La demande de censure a rendu visible ce qu’elle voulait faire disparaître

Le directeur adjoint de la rédaction du Nouvel Obs Clément Lacombe a relayé l’affaire sur le réseau X le 4 mars 2026. Le sujet a ensuite été largement repris sur Reddit et Facebook. En quelques jours, la tentative de dépublication avait généré pour WikiDati une audience que plusieurs semaines de diffusion organique n’auraient pas produite.
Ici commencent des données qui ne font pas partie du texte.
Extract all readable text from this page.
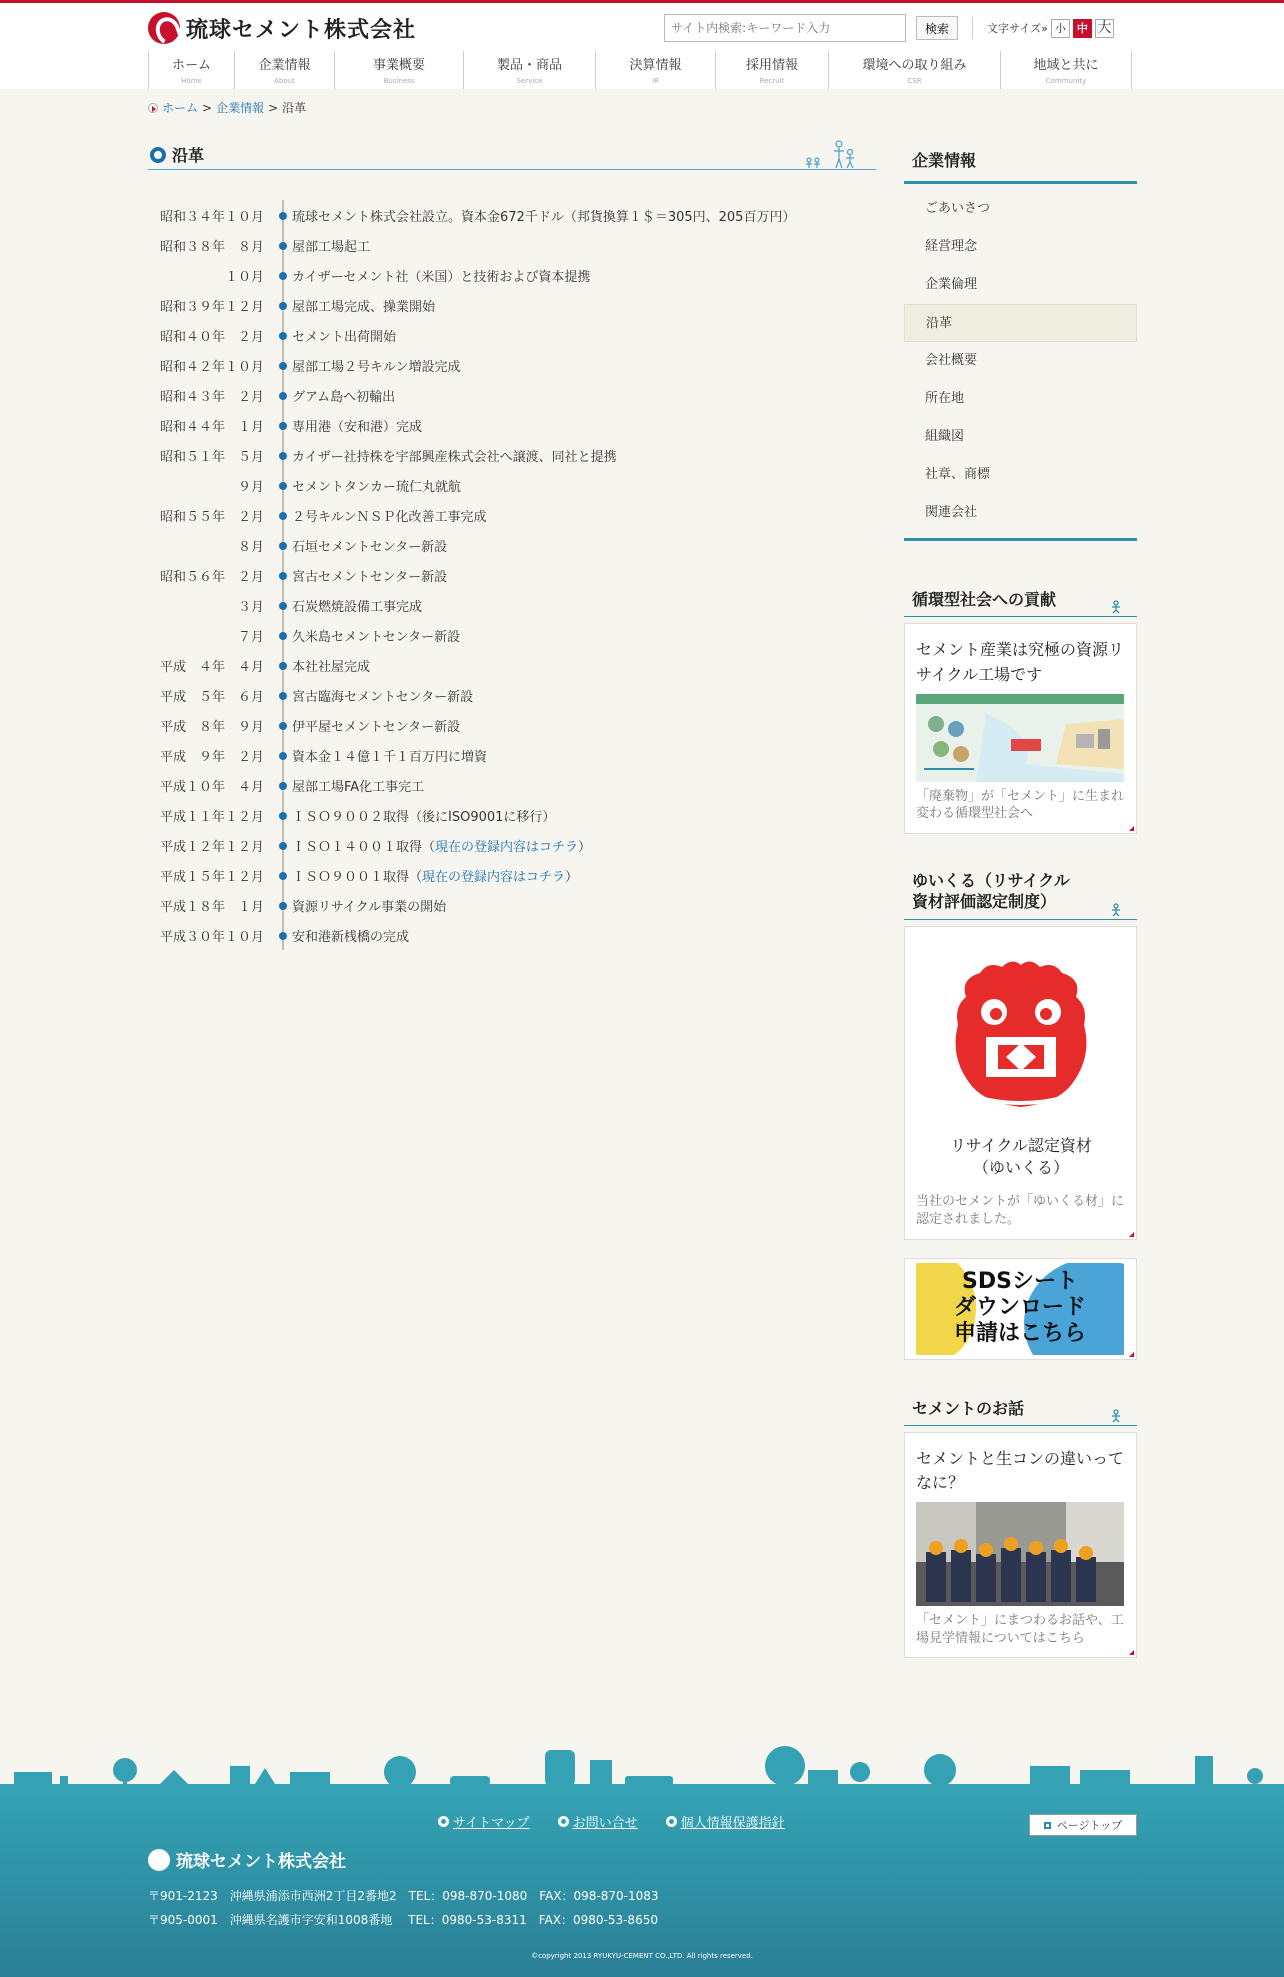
琉球セメント株式会社
サイト内検索:キーワード入力	検索	文字サイズ» 小	中 大
ホーム
Home
企業情報
About
事業概要
Business
製品・商品
Service
決算情報
IR
採用情報
Recruit
環境への取り組み
CSR
地域と共に
Community
ホーム > 企業情報 > 沿革
沿革
昭和３４年１０月	琉球セメント株式会社設立。資本金672千ドル（邦貨換算１＄＝305円、205百万円）
昭和３８年　８月	屋部工場起工
１０月	カイザーセメント社（米国）と技術および資本提携
昭和３９年１２月	屋部工場完成、操業開始
昭和４０年　２月	セメント出荷開始
昭和４２年１０月	屋部工場２号キルン増設完成
昭和４３年　２月	グアム島へ初輸出
昭和４４年　１月	専用港（安和港）完成
昭和５１年　５月	カイザー社持株を宇部興産株式会社へ譲渡、同社と提携
９月	セメントタンカー琉仁丸就航
昭和５５年　２月	２号キルンＮＳＰ化改善工事完成
８月	石垣セメントセンター新設
昭和５６年　２月	宮古セメントセンター新設
３月	石炭燃焼設備工事完成
７月	久米島セメントセンター新設
平成　４年　４月	本社社屋完成
平成　５年　６月	宮古臨海セメントセンター新設
平成　８年　９月	伊平屋セメントセンター新設
平成　９年　２月	資本金１４億１千１百万円に増資
平成１０年　４月	屋部工場FA化工事完工
平成１１年１２月	ＩＳＯ９００２取得（後にISO9001に移行）
平成１２年１２月	ＩＳＯ１４００１取得（現在の登録内容はコチラ）
平成１５年１２月	ＩＳＯ９００１取得（現在の登録内容はコチラ）
平成１８年　１月	資源リサイクル事業の開始
平成３０年１０月	安和港新桟橋の完成
企業情報
ごあいさつ
経営理念
企業倫理
沿革
会社概要
所在地
組織図
社章、商標
関連会社
循環型社会への貢献
セメント産業は究極の資源リサイクル工場です
「廃棄物」が「セメント」に生まれ変わる循環型社会へ
ゆいくる（リサイクル
資材評価認定制度）
リサイクル認定資材
（ゆいくる）
当社のセメントが「ゆいくる材」に認定されました。
SDSシート
ダウンロード
申請はこちら
セメントのお話
セメントと生コンの違いってなに？
「セメント」にまつわるお話や、工場見学情報についてはこちら
サイトマップ	お問い合せ	個人情報保護指針	ページトップ
琉球セメント株式会社
〒901-2123　沖縄県浦添市西洲2丁目2番地2　TEL：098-870-1080　FAX：098-870-1083
〒905-0001　沖縄県名護市字安和1008番地　 TEL：0980-53-8311　FAX：0980-53-8650
©copyright 2013 RYUKYU-CEMENT CO.,LTD. All rights reserved.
Le paradoxe est d’autant plus saisissant que les informations compilées par WikiDati étaient déjà publiques — des affaires couvrant des montants allant de 299 000 euros (GDF-Suez) à 900 000 euros (Renault-Nissan), des enquêtes préliminaires pour bijoux non déclarés à la HATVP jusqu’à des informations judiciaires ouvertes sur ses liens supposés avec le Qatar et l’Azerbaïdjan.

Ce n’est pas la première fois que la stratégie judiciaire de Rachida Dati produit ce type de retournement. Selon L’Informé, elle menait en septembre 2025 au moins sept procédures simultanées contre plusieurs titres de presse, dont Le Nouvel Obs, Le Canard Enchaîné et Libération. Les avocats de Renault, partie civile dans l’affaire Ghosn, ont dénoncé quelque 45 recours déposés tout au long de la procédure, qualifiant l’ensemble de « manœuvres dilatoires ».

Le bilan judiciaire de ces démarches est parlant : plainte de 2008 jugée irrecevable, désistement en 2020 après une attaque annoncée contre un lanceur d’alerte actionnaire de Renault, plainte contre Le Canard Enchaîné jugée non fondée, plainte contre Libération sans suite connue. Le 3 juillet 2025, le tribunal judiciaire de Paris a condamné Rachida Dati à verser 2 000 euros à l’adjointe parisienne Aurélie Filippetti pour procédure abusive, en lui enjoignant de « montrer une plus grande tolérance vis-à-vis de la critique ».

L’ONG Sherpa rappelle que les procédures-bâillons « ne visent pas une victoire juridique, mais à assécher financièrement les cibles et à les intimider ». Face à un site sans revenus ni rédaction à poursuivre, la mécanique habituelle n’avait aucune prise — et la seule conséquence documentée est une publicité massive pour les affaires que la demande prétendait faire disparaître.